The minister’s firm critique also disputed Israel’s claim to be a democracy. It cannot be one if it commits acts of terror and genocide against an entire nation, he wrote.

“Our shared history with the oppressed peoples of the world makes it impossible for us to be neutral: the suffering of the Palestinian people is a suffering for all of us.”

It is for this reason that the government of South Africa correctly filed an application with the International Court of Justice (ICJ) against Israel for crimes against humanity — doing so in terms of the Convention on the Prevention and Punishment of the Crime of Genocide.

Earlier this year, the ICJ determined that Israel’s actions in Gaza “are plausibly genocidal” and has indicated provisional measures on that basis, he wrote.

The minister didn’t spare South Africa’s opposition party, the Democratic Alliance (DA) either.

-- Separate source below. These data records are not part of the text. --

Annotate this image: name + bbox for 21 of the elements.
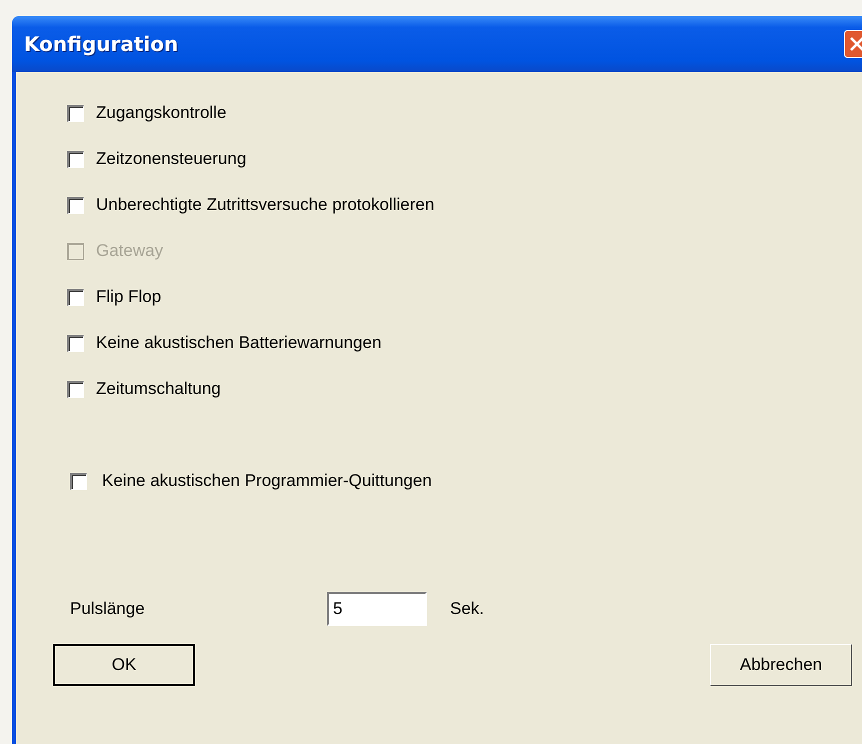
pulse-length-label: Pulslänge — [70, 599, 146, 619]
checkbox[interactable] — [67, 104, 84, 122]
option-label: Zeitumschaltung — [96, 379, 221, 399]
checkbox[interactable] — [67, 150, 84, 168]
dialog-button[interactable]: Abbrechen — [710, 644, 852, 686]
checkbox[interactable] — [67, 380, 84, 398]
checkbox[interactable] — [67, 196, 84, 214]
checkbox[interactable] — [70, 472, 87, 490]
option-label: Unberechtigte Zutrittsversuche protokollieren — [96, 195, 434, 215]
option-label: Gateway — [96, 241, 164, 261]
option-label: Keine akustischen Programmier-Quittungen — [102, 471, 432, 491]
checkbox[interactable] — [67, 288, 84, 306]
window-title: Konfiguration — [24, 32, 178, 56]
checkbox[interactable] — [67, 334, 84, 352]
dialog-button[interactable]: OK — [53, 644, 195, 686]
unit-label: Sek. — [450, 599, 484, 619]
option-label: Zugangskontrolle — [96, 103, 226, 123]
option-label: Keine akustischen Batteriewarnungen — [96, 333, 382, 353]
option-label: Zeitzonensteuerung — [96, 149, 246, 169]
pulse-length-field[interactable]: 5 — [327, 592, 427, 626]
option-label: Flip Flop — [96, 287, 162, 307]
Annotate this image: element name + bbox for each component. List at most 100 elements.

He wrote that the co-ordinated attacks on South Africa for standing up to Zionist aggression in Palestine have exposed the hypocrisy and double-standards of “the collective West and its South African surrogates like the DA”.

“It is simply outrageous that these states that claim to be defenders of democratic values and freedom are actively conniving with each other to defend Zionist aggression and neutralise any international effort to call them to justice”.

According to him, the collective “West” is not the voice of the majority of “the international community”.

“The peoples of Palestine know their plight is heard and echoed by the overwhelming majority of people on this planet, from the vast African continent to Latin America, Eurasia, and all of the developing world.”

In his further reference to the University of Stellenbosch, he stated that its “repugnant decision” reflected a failure by the Senate to embrace an opportunity to speak out against the mass murder and dispossession of the oppressed Palestinians, including the murder of fellow academics.

Nzimande made a call on all progressive members of council, alumni, workers, and the student leadership to reverse “this morally bankrupt and profoundly racist decision”.

“The call for a stance against Israeli genocide and solidarity with the plight of Palestinians is not only pertinent to Stellenbosch University, but for all our public universities to boldly take a stand on this issue for which there cannot be any neutrality”.

He hoped that all 26 public universities in South Africa, will make their voices heard – like many across the world.

“This is not a time for moral cowardice,” he concluded.

Iqbal Jassat is an Executive Member of the South Africa-based Media Review Network. He contributed this article to The Palestine Chronicle.